Deneuve stars in the light-hearted French road movie “On My Way”, about a down-on-her-luck restaurant owner who sets out on a transformative trip.
Academy Award-winning Bosnian filmmaker Danis Tanovic (“No Man’s Land”) returns with “An Episode in the Life of an Iron Picker”, in which he turns a small hand-held digital camera on a Roma village locked in grinding poverty.
Kosslick said the sidebar sections would feature a number of new productions from European countries stricken by the eurozone debt crisis, including Greece, Spain and Portugal, and would look at its corrosive effects.

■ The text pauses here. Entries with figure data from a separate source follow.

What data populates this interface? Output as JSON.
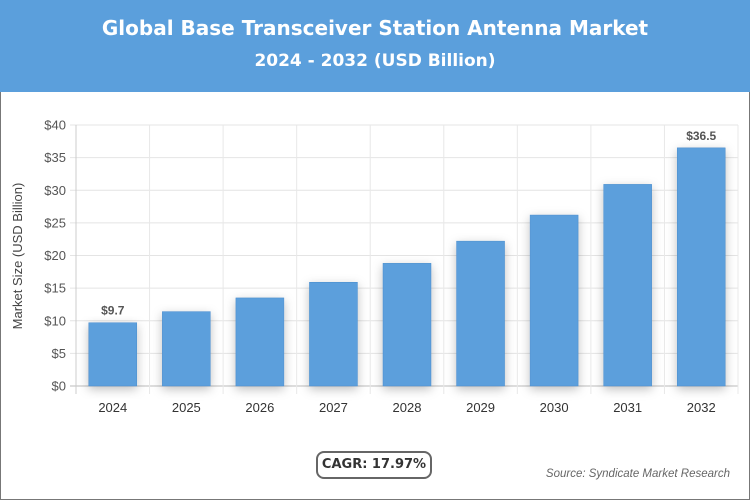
{
  "header": {
    "title": "Global Base Transceiver Station Antenna Market",
    "subtitle": "2024 - 2032 (USD Billion)"
  },
  "chart_data": {
    "type": "bar",
    "categories": [
      "2024",
      "2025",
      "2026",
      "2027",
      "2028",
      "2029",
      "2030",
      "2031",
      "2032"
    ],
    "values": [
      9.7,
      11.4,
      13.5,
      15.9,
      18.8,
      22.2,
      26.2,
      30.9,
      36.5
    ],
    "data_labels": {
      "0": "$9.7",
      "8": "$36.5"
    },
    "ylabel": "Market Size (USD Billion)",
    "xlabel": "",
    "ylim": [
      0,
      40
    ],
    "yticks": [
      "$0",
      "$5",
      "$10",
      "$15",
      "$20",
      "$25",
      "$30",
      "$35",
      "$40"
    ],
    "grid": true,
    "bar_color": "#5b9fdc"
  },
  "footer": {
    "cagr": "CAGR: 17.97%",
    "source": "Source: Syndicate Market Research"
  }
}
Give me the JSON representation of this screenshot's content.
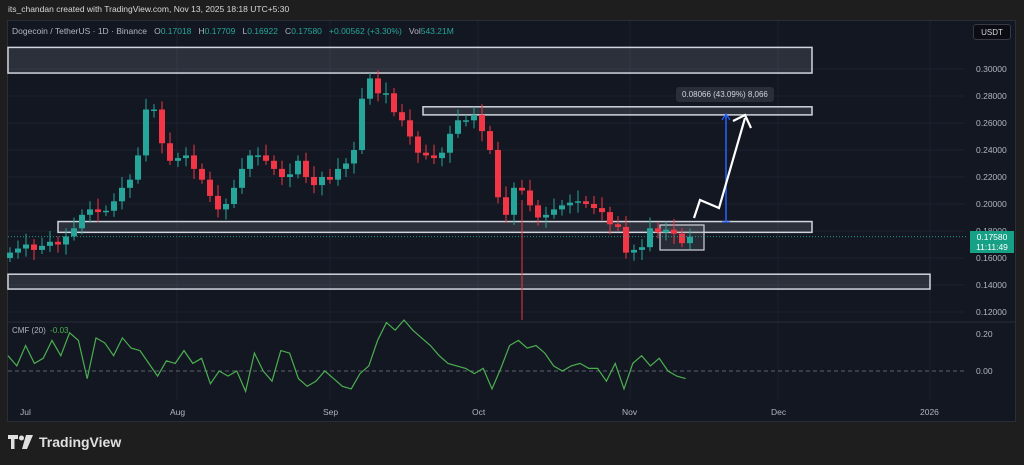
{
  "credit": "its_chandan created with TradingView.com, Nov 13, 2025 18:18 UTC+5:30",
  "legend": {
    "symbol": "Dogecoin / TetherUS · 1D · Binance",
    "open_label": "O",
    "open": "0.17018",
    "high_label": "H",
    "high": "0.17709",
    "low_label": "L",
    "low": "0.16922",
    "close_label": "C",
    "close": "0.17580",
    "change": "+0.00562 (+3.30%)",
    "vol_label": "Vol",
    "vol": "543.21M"
  },
  "currency_button": "USDT",
  "price_axis": [
    "0.30000",
    "0.28000",
    "0.26000",
    "0.24000",
    "0.22000",
    "0.20000",
    "0.18000",
    "0.16000",
    "0.14000",
    "0.12000"
  ],
  "price_tag": {
    "price": "0.17580",
    "countdown": "11:11:49"
  },
  "cmf": {
    "label": "CMF (20)",
    "value": "-0.03",
    "axis": [
      "0.20",
      "0.00"
    ]
  },
  "time_axis": [
    "Jul",
    "Aug",
    "Sep",
    "Oct",
    "Nov",
    "Dec",
    "2026"
  ],
  "measure_label": "0.08066 (43.09%) 8,066",
  "branding": "TradingView",
  "colors": {
    "up": "#26a69a",
    "down": "#f23645",
    "cmf": "#4caf50",
    "background": "#131722",
    "zone_border": "#d1d4dc"
  },
  "chart_data": {
    "type": "candlestick",
    "title": "Dogecoin / TetherUS · 1D · Binance",
    "xlabel": "",
    "ylabel": "USDT",
    "ylim": [
      0.11,
      0.32
    ],
    "x_ticks": [
      "Jul",
      "Aug",
      "Sep",
      "Oct",
      "Nov",
      "Dec",
      "2026"
    ],
    "last": {
      "open": 0.17018,
      "high": 0.17709,
      "low": 0.16922,
      "close": 0.1758
    },
    "zones": [
      {
        "from": 0.297,
        "to": 0.316
      },
      {
        "from": 0.266,
        "to": 0.272
      },
      {
        "from": 0.179,
        "to": 0.187
      },
      {
        "from": 0.137,
        "to": 0.148
      }
    ],
    "measure": {
      "from": 0.187,
      "to": 0.268,
      "delta": 0.08066,
      "percent": 43.09,
      "ticks": 8066
    },
    "series": [
      {
        "name": "close_approx",
        "values": [
          0.164,
          0.167,
          0.17,
          0.166,
          0.169,
          0.172,
          0.17,
          0.176,
          0.182,
          0.192,
          0.196,
          0.194,
          0.195,
          0.202,
          0.212,
          0.218,
          0.236,
          0.27,
          0.27,
          0.245,
          0.232,
          0.234,
          0.236,
          0.226,
          0.218,
          0.206,
          0.196,
          0.2,
          0.212,
          0.226,
          0.236,
          0.236,
          0.232,
          0.226,
          0.22,
          0.222,
          0.232,
          0.22,
          0.214,
          0.22,
          0.218,
          0.226,
          0.23,
          0.24,
          0.278,
          0.293,
          0.282,
          0.282,
          0.268,
          0.262,
          0.25,
          0.238,
          0.236,
          0.234,
          0.238,
          0.252,
          0.262,
          0.262,
          0.266,
          0.254,
          0.24,
          0.205,
          0.192,
          0.212,
          0.21,
          0.199,
          0.19,
          0.192,
          0.196,
          0.199,
          0.201,
          0.202,
          0.2,
          0.197,
          0.194,
          0.185,
          0.183,
          0.164,
          0.166,
          0.168,
          0.182,
          0.179,
          0.181,
          0.178,
          0.171,
          0.1758
        ]
      },
      {
        "name": "CMF (20)",
        "values": [
          0.06,
          0.02,
          0.1,
          0.03,
          0.05,
          0.12,
          0.06,
          0.15,
          0.12,
          -0.03,
          0.13,
          0.11,
          0.06,
          0.13,
          0.09,
          0.08,
          0.03,
          -0.02,
          0.04,
          0.03,
          0.08,
          0.03,
          0.05,
          -0.05,
          0.0,
          -0.02,
          0.0,
          -0.08,
          0.07,
          0.0,
          -0.04,
          0.08,
          0.07,
          -0.03,
          -0.06,
          -0.04,
          0.0,
          -0.03,
          -0.06,
          -0.07,
          -0.01,
          0.02,
          0.12,
          0.19,
          0.16,
          0.2,
          0.16,
          0.13,
          0.1,
          0.06,
          0.03,
          0.02,
          0.01,
          -0.01,
          0.01,
          -0.07,
          0.01,
          0.1,
          0.12,
          0.09,
          0.1,
          0.07,
          0.02,
          0.0,
          0.02,
          0.03,
          0.01,
          0.01,
          -0.04,
          0.03,
          -0.07,
          0.03,
          0.06,
          0.02,
          0.05,
          0.0,
          -0.02,
          -0.03
        ]
      }
    ]
  }
}
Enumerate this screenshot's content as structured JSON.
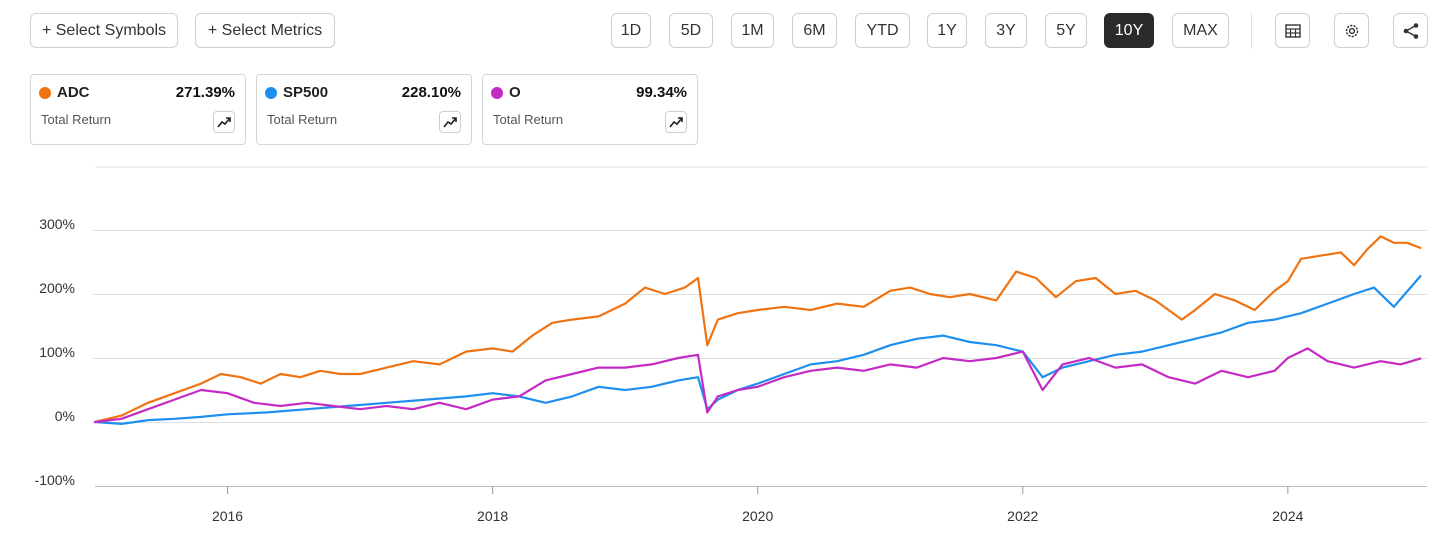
{
  "toolbar": {
    "select_symbols": "+ Select Symbols",
    "select_metrics": "+ Select Metrics",
    "ranges": [
      "1D",
      "5D",
      "1M",
      "6M",
      "YTD",
      "1Y",
      "3Y",
      "5Y",
      "10Y",
      "MAX"
    ],
    "active_range": "10Y",
    "icons": [
      "table-icon",
      "gear-icon",
      "share-icon"
    ]
  },
  "legend": [
    {
      "symbol": "ADC",
      "value": "271.39%",
      "metric": "Total Return",
      "color": "#f07312"
    },
    {
      "symbol": "SP500",
      "value": "228.10%",
      "metric": "Total Return",
      "color": "#1f8fee"
    },
    {
      "symbol": "O",
      "value": "99.34%",
      "metric": "Total Return",
      "color": "#c42bc4"
    }
  ],
  "chart_data": {
    "type": "line",
    "title": "",
    "xlabel": "",
    "ylabel": "",
    "x_ticks": [
      "2016",
      "2018",
      "2020",
      "2022",
      "2024"
    ],
    "y_ticks": [
      "300%",
      "200%",
      "100%",
      "0%",
      "-100%"
    ],
    "ylim": [
      -100,
      300
    ],
    "xlim": [
      2015.0,
      2025.05
    ],
    "grid": true,
    "series": [
      {
        "name": "ADC",
        "color": "#f07312",
        "x": [
          2015.0,
          2015.2,
          2015.4,
          2015.6,
          2015.8,
          2015.95,
          2016.1,
          2016.25,
          2016.4,
          2016.55,
          2016.7,
          2016.85,
          2017.0,
          2017.2,
          2017.4,
          2017.6,
          2017.8,
          2018.0,
          2018.15,
          2018.3,
          2018.45,
          2018.6,
          2018.8,
          2019.0,
          2019.15,
          2019.3,
          2019.45,
          2019.55,
          2019.62,
          2019.7,
          2019.85,
          2020.0,
          2020.2,
          2020.4,
          2020.6,
          2020.8,
          2021.0,
          2021.15,
          2021.3,
          2021.45,
          2021.6,
          2021.8,
          2021.95,
          2022.1,
          2022.25,
          2022.4,
          2022.55,
          2022.7,
          2022.85,
          2023.0,
          2023.2,
          2023.3,
          2023.45,
          2023.6,
          2023.75,
          2023.9,
          2024.0,
          2024.1,
          2024.25,
          2024.4,
          2024.5,
          2024.6,
          2024.7,
          2024.8,
          2024.9,
          2025.0
        ],
        "y": [
          0,
          10,
          30,
          45,
          60,
          75,
          70,
          60,
          75,
          70,
          80,
          75,
          75,
          85,
          95,
          90,
          110,
          115,
          110,
          135,
          155,
          160,
          165,
          185,
          210,
          200,
          210,
          225,
          120,
          160,
          170,
          175,
          180,
          175,
          185,
          180,
          205,
          210,
          200,
          195,
          200,
          190,
          235,
          225,
          195,
          220,
          225,
          200,
          205,
          190,
          160,
          175,
          200,
          190,
          175,
          205,
          220,
          255,
          260,
          265,
          245,
          270,
          290,
          280,
          280,
          272
        ]
      },
      {
        "name": "SP500",
        "color": "#1f8fee",
        "x": [
          2015.0,
          2015.2,
          2015.4,
          2015.6,
          2015.8,
          2016.0,
          2016.3,
          2016.6,
          2016.9,
          2017.2,
          2017.5,
          2017.8,
          2018.0,
          2018.2,
          2018.4,
          2018.6,
          2018.8,
          2019.0,
          2019.2,
          2019.4,
          2019.55,
          2019.62,
          2019.7,
          2019.85,
          2020.0,
          2020.2,
          2020.4,
          2020.6,
          2020.8,
          2021.0,
          2021.2,
          2021.4,
          2021.6,
          2021.8,
          2022.0,
          2022.15,
          2022.3,
          2022.5,
          2022.7,
          2022.9,
          2023.1,
          2023.3,
          2023.5,
          2023.7,
          2023.9,
          2024.1,
          2024.3,
          2024.5,
          2024.65,
          2024.8,
          2025.0
        ],
        "y": [
          0,
          -3,
          3,
          5,
          8,
          12,
          15,
          20,
          25,
          30,
          35,
          40,
          45,
          40,
          30,
          40,
          55,
          50,
          55,
          65,
          70,
          20,
          35,
          50,
          60,
          75,
          90,
          95,
          105,
          120,
          130,
          135,
          125,
          120,
          110,
          70,
          85,
          95,
          105,
          110,
          120,
          130,
          140,
          155,
          160,
          170,
          185,
          200,
          210,
          180,
          228
        ]
      },
      {
        "name": "O",
        "color": "#c42bc4",
        "x": [
          2015.0,
          2015.2,
          2015.4,
          2015.6,
          2015.8,
          2016.0,
          2016.2,
          2016.4,
          2016.6,
          2016.8,
          2017.0,
          2017.2,
          2017.4,
          2017.6,
          2017.8,
          2018.0,
          2018.2,
          2018.4,
          2018.6,
          2018.8,
          2019.0,
          2019.2,
          2019.4,
          2019.55,
          2019.62,
          2019.7,
          2019.85,
          2020.0,
          2020.2,
          2020.4,
          2020.6,
          2020.8,
          2021.0,
          2021.2,
          2021.4,
          2021.6,
          2021.8,
          2022.0,
          2022.15,
          2022.3,
          2022.5,
          2022.7,
          2022.9,
          2023.1,
          2023.3,
          2023.5,
          2023.7,
          2023.9,
          2024.0,
          2024.15,
          2024.3,
          2024.5,
          2024.7,
          2024.85,
          2025.0
        ],
        "y": [
          0,
          5,
          20,
          35,
          50,
          45,
          30,
          25,
          30,
          25,
          20,
          25,
          20,
          30,
          20,
          35,
          40,
          65,
          75,
          85,
          85,
          90,
          100,
          105,
          15,
          40,
          50,
          55,
          70,
          80,
          85,
          80,
          90,
          85,
          100,
          95,
          100,
          110,
          50,
          90,
          100,
          85,
          90,
          70,
          60,
          80,
          70,
          80,
          100,
          115,
          95,
          85,
          95,
          90,
          99
        ]
      }
    ]
  }
}
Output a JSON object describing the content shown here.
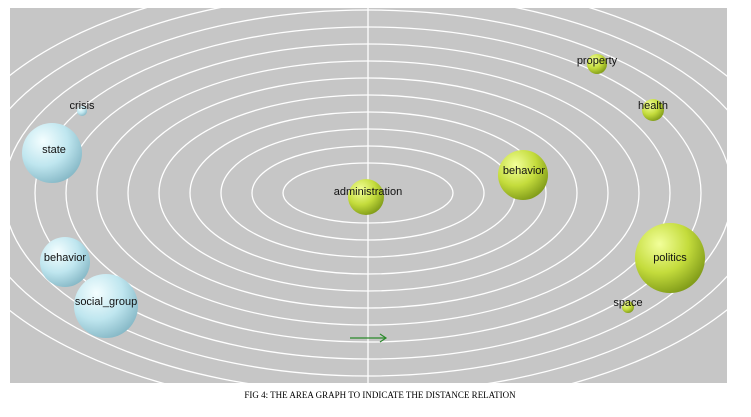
{
  "figure": {
    "nodes": [
      {
        "label": "administration"
      },
      {
        "label": "behavior"
      },
      {
        "label": "property"
      },
      {
        "label": "health"
      },
      {
        "label": "politics"
      },
      {
        "label": "space"
      },
      {
        "label": "crisis"
      },
      {
        "label": "state"
      },
      {
        "label": "behavior"
      },
      {
        "label": "social_group"
      }
    ],
    "caption": "FIG 4: THE AREA GRAPH TO INDICATE THE DISTANCE RELATION"
  }
}
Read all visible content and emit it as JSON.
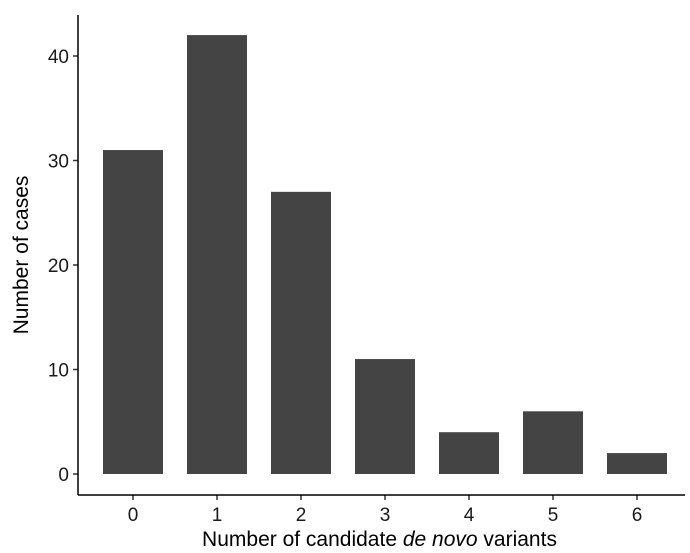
{
  "chart_data": {
    "type": "bar",
    "categories": [
      "0",
      "1",
      "2",
      "3",
      "4",
      "5",
      "6"
    ],
    "values": [
      31,
      42,
      27,
      11,
      4,
      6,
      2
    ],
    "title": "",
    "xlabel": {
      "prefix": "Number of candidate ",
      "italic": "de novo",
      "suffix": " variants"
    },
    "ylabel": "Number of cases",
    "ylim": [
      0,
      45
    ],
    "yticks": [
      "0",
      "10",
      "20",
      "30",
      "40"
    ],
    "bar_color": "#444444",
    "axis_color": "#000000",
    "grid": false,
    "legend": "none"
  }
}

And British director Ken Loach will premiere a documentary about the economic hardship in post-war England that revived the socialist movement.
Last year the Golden Bear went to Italy’s veteran filmmakers Paolo and Vittorio Taviani for “Caesar Must Die”, a docu-drama about inmates at a high-security prison staging Shakespeare.
From Iran comes “Closed Curtain,” directed by dissident filmmaker Jafar Panahi and fellow Iranian Kamboziya Partovi. Panahi was sentenced to house arrest in Iran and banned from filmmaking after being convicted in 2011 of “making propaganda” against Iran’s ruling system. Festival director Dieter Kosslick said Panahi’s no longer confined to his home but still isn’t supposed to make films.
Kosslick said that organizers “tried to bring new people who are making films for the first or second time into the program,” continuing a tradition of having less-heralded directors rub shoulders with established names.